Safety Profile of Intravenous Ferulic Acid Nanoparticles: Acute Toxicity and Neurological Effects in Sprague-Dawley Rats.

Background: Ferulic acid (FA) exhibits therapeutic potential for various disorders, but its clinical application is hindered by poor bioavailability and solubility. This study aimed to develop and evaluate FA-loaded lipid nanoparticles (FA-LNPs) as a safe and efficient drug delivery system.

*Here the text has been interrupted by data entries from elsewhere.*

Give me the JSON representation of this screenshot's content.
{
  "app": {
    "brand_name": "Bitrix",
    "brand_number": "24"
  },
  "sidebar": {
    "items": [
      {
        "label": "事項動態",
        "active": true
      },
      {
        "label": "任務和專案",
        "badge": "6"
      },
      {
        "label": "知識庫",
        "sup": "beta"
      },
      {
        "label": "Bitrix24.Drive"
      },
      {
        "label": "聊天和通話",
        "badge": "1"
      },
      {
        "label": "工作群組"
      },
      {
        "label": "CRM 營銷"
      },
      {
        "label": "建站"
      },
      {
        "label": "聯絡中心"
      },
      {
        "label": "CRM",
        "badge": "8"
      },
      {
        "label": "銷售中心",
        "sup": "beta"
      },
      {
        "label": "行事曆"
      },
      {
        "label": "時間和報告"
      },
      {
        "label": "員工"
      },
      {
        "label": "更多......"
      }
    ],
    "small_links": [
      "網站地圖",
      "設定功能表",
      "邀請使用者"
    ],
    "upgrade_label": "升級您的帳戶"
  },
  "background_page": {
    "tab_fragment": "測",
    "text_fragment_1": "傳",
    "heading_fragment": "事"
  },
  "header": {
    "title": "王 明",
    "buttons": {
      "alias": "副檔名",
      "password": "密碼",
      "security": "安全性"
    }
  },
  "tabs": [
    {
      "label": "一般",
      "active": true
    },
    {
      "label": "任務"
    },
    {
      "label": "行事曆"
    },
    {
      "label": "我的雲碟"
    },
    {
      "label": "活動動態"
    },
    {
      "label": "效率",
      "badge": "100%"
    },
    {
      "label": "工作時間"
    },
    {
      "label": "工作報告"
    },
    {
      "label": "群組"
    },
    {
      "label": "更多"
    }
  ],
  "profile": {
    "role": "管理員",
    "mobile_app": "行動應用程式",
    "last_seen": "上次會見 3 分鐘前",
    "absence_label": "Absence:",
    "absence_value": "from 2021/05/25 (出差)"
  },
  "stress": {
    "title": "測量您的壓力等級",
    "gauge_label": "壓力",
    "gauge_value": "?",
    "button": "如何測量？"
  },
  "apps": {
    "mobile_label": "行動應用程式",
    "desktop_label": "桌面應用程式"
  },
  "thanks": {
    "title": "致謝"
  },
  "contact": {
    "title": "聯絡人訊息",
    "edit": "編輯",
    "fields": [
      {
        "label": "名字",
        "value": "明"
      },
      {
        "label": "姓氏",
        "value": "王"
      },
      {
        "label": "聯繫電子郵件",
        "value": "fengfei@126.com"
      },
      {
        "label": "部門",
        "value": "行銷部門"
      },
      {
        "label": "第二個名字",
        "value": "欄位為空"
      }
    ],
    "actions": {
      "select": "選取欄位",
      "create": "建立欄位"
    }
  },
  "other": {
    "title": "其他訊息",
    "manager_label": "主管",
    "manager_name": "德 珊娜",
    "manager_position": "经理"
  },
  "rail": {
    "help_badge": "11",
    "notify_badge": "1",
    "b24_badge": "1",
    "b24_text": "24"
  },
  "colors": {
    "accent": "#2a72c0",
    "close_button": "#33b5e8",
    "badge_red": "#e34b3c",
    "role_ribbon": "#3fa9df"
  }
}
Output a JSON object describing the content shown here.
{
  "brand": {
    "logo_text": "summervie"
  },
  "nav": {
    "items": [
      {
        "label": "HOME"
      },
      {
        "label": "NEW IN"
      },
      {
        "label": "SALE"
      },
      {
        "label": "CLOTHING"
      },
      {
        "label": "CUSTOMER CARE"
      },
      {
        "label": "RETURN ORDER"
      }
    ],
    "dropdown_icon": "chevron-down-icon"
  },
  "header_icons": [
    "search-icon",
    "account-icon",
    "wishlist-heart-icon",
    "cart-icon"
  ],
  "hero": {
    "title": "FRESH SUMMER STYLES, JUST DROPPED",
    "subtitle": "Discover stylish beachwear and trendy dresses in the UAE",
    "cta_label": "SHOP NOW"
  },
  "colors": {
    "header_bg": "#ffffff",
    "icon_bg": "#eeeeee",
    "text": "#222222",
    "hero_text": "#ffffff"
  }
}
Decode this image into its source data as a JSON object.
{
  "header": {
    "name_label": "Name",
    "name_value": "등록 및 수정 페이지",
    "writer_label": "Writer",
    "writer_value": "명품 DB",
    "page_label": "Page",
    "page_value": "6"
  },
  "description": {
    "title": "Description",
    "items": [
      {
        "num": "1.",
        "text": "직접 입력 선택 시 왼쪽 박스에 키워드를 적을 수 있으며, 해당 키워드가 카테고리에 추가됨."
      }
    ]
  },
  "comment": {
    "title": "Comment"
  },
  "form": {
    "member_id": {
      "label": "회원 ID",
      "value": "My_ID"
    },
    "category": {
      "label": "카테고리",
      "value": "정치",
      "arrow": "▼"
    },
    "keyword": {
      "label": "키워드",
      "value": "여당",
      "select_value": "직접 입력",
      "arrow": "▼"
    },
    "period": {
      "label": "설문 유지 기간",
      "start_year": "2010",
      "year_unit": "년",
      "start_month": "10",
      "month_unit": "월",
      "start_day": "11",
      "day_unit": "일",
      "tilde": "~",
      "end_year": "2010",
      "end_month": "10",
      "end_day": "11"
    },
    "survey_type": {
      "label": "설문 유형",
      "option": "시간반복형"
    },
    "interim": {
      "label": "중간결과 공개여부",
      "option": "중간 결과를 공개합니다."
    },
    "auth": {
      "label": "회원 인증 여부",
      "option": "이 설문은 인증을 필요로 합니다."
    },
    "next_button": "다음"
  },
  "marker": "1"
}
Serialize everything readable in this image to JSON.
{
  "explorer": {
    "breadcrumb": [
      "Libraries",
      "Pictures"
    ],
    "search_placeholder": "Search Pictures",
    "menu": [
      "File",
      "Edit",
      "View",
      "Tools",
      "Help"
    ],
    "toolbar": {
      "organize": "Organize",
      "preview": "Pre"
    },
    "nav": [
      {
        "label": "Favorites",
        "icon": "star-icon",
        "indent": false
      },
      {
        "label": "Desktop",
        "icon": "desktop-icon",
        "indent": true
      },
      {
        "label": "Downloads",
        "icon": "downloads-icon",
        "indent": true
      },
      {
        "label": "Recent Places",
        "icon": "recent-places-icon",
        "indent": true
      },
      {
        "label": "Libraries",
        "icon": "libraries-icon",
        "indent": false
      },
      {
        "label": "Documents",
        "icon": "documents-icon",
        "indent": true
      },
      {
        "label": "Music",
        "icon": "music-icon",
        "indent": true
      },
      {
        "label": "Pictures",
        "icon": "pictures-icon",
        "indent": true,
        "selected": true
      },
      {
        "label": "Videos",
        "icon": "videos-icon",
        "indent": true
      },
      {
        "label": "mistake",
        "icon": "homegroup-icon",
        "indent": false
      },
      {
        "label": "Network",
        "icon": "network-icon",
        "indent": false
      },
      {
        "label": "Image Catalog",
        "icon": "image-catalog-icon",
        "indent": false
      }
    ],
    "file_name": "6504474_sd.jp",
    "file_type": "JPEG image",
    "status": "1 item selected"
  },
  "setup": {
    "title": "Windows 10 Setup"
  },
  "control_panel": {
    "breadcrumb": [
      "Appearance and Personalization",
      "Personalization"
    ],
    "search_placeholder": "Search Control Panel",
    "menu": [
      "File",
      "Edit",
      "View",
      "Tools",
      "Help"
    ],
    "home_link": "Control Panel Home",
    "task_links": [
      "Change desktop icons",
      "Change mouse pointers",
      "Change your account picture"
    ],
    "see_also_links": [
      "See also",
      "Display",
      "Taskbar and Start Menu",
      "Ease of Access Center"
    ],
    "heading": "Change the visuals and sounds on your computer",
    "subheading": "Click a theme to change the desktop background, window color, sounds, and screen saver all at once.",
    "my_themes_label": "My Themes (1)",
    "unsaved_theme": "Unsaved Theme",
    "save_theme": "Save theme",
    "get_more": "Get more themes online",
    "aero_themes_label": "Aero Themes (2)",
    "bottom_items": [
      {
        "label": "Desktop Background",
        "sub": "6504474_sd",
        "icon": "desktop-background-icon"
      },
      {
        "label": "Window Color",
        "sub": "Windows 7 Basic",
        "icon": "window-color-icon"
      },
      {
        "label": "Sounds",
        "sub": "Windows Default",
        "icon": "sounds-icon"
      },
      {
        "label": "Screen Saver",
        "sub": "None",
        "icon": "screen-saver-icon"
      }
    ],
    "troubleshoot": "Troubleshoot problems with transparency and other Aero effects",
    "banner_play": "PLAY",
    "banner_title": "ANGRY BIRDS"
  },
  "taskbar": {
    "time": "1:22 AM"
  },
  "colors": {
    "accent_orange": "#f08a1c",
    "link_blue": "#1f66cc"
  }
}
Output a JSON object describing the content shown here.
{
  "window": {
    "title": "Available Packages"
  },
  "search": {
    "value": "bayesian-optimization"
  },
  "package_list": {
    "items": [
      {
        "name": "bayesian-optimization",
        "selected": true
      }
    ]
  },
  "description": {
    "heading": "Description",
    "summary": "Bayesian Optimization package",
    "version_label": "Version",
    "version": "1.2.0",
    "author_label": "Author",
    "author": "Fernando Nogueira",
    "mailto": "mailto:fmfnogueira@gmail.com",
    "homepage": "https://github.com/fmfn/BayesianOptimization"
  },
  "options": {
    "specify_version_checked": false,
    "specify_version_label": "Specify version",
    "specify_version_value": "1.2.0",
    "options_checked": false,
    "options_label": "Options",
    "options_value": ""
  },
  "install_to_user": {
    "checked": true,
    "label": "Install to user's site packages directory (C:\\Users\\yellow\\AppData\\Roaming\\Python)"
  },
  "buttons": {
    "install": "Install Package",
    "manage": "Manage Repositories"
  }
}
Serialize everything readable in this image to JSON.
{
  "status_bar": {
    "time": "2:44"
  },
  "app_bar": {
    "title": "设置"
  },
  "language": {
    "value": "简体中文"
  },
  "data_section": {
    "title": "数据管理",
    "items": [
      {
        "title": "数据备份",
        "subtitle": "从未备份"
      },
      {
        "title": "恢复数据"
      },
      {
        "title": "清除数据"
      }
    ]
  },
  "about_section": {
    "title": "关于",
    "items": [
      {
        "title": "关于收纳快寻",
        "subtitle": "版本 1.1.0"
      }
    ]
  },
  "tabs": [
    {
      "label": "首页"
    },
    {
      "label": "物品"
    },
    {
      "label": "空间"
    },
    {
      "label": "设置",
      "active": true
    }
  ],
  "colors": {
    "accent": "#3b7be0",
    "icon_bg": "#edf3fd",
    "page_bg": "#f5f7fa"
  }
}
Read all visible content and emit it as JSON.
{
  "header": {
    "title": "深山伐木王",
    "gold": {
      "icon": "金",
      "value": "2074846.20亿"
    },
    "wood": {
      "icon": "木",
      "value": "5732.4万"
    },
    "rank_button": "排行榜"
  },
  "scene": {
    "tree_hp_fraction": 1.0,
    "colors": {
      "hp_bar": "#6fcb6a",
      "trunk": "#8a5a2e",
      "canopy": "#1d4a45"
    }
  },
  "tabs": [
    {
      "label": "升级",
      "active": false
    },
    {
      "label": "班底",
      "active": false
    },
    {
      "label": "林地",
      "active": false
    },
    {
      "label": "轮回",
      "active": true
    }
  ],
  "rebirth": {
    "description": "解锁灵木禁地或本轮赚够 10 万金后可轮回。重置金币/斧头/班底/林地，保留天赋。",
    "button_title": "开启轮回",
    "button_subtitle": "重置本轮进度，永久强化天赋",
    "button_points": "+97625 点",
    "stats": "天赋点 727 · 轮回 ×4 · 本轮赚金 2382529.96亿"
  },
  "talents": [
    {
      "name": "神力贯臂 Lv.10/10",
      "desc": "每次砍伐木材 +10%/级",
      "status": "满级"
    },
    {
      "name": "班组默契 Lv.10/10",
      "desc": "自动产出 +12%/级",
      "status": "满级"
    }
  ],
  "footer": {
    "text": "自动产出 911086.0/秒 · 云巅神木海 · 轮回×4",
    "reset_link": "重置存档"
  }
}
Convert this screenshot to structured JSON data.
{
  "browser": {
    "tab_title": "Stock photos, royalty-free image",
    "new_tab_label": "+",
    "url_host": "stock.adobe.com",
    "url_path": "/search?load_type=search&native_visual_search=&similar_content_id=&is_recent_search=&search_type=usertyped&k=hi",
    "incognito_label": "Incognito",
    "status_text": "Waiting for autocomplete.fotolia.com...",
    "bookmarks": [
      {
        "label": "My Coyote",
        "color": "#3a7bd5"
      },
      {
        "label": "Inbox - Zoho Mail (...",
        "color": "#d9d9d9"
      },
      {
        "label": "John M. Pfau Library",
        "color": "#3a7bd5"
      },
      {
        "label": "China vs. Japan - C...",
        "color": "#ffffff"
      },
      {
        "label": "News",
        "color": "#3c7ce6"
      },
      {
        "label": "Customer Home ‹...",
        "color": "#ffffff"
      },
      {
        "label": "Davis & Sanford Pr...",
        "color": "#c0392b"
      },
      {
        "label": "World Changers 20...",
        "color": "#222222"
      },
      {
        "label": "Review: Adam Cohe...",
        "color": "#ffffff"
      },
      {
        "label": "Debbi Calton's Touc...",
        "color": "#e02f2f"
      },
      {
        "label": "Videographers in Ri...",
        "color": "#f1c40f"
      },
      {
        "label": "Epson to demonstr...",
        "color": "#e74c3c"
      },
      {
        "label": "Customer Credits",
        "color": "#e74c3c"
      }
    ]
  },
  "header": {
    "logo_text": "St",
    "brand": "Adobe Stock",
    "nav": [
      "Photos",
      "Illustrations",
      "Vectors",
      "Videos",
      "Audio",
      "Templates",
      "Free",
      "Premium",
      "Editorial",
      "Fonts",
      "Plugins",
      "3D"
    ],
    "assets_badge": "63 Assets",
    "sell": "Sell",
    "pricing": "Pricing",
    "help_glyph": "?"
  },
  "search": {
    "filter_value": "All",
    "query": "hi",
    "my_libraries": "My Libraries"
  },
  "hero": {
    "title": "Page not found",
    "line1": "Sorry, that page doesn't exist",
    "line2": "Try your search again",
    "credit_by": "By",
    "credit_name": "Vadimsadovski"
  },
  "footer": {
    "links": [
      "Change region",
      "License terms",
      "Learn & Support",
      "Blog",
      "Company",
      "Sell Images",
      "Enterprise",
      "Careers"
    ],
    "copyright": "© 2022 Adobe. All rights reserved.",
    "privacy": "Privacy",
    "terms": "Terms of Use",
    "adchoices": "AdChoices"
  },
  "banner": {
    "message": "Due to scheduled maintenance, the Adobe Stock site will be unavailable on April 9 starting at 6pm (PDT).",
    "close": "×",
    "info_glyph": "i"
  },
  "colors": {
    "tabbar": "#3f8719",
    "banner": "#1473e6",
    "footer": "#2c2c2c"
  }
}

Methods: FA-LNPs were prepared via an optimized active loading method. The Morris water maze test was conducted to evaluate FA efficacy against LPS-induced cognitive impairment in rats. Comprehensive neurotoxicity assessment was performed in three brain regions (striatum, hippocampus, and cerebellum-brain stem) using multiple staining techniques (LFB, GFAP, IBA-1, and Fluoro-Jade) to evaluate myelin integrity, glial activation, and neuronal degeneration. Acute toxicity, pharmacokinetics, and network pharmacology analysis were conducted to assess safety profiles and potential mechanisms.

Results: FA-LNPs were successfully prepared using an optimized active loading method, achieving high drug loading (≥4 mg/mL), superior encapsulation efficiency (EE%) ≥80%, and uniform particle size distribution (<200 nm, PDI=0.053), zeta potential of +5.97 mV (Quality Factor = 1.701), excellent storage stability over two weeks, and was scaled up for batch production. The Morris water maze test revealed an effective FA concentration of 50 mg/kg, with FA-LNPs achieving 46.5 mg/kg through active loading method. Toxicological studies demonstrated favorable safety profiles. Pharmacokinetic analysis showed a prolonged elimination half-life (12.8 ± 1.88 hours) and moderate systemic clearance (0.535 ± 0.0851 L/h/kg). Short-term administration did not elicit significant neuroprotection. Network pharmacology analysis identified 141 potential therapeutic targets and five key proteins (EGFR, ESR1, PTGS2, CTNNB1, and STAT3), with molecular docking confirming favorable binding energies (-7.6 to -5.2 kcal/mol).

Conclusion: FA-LNPs enhanced FA's bioavailability without apparent systemic toxicity or neurotoxicity. While safe for short-term use, longer treatment durations may be necessary to observe potential neuroprotective benefits and toxicity. This study provides a foundation for further investigation of FA-LNPs as a promising drug delivery system for neurological disorders.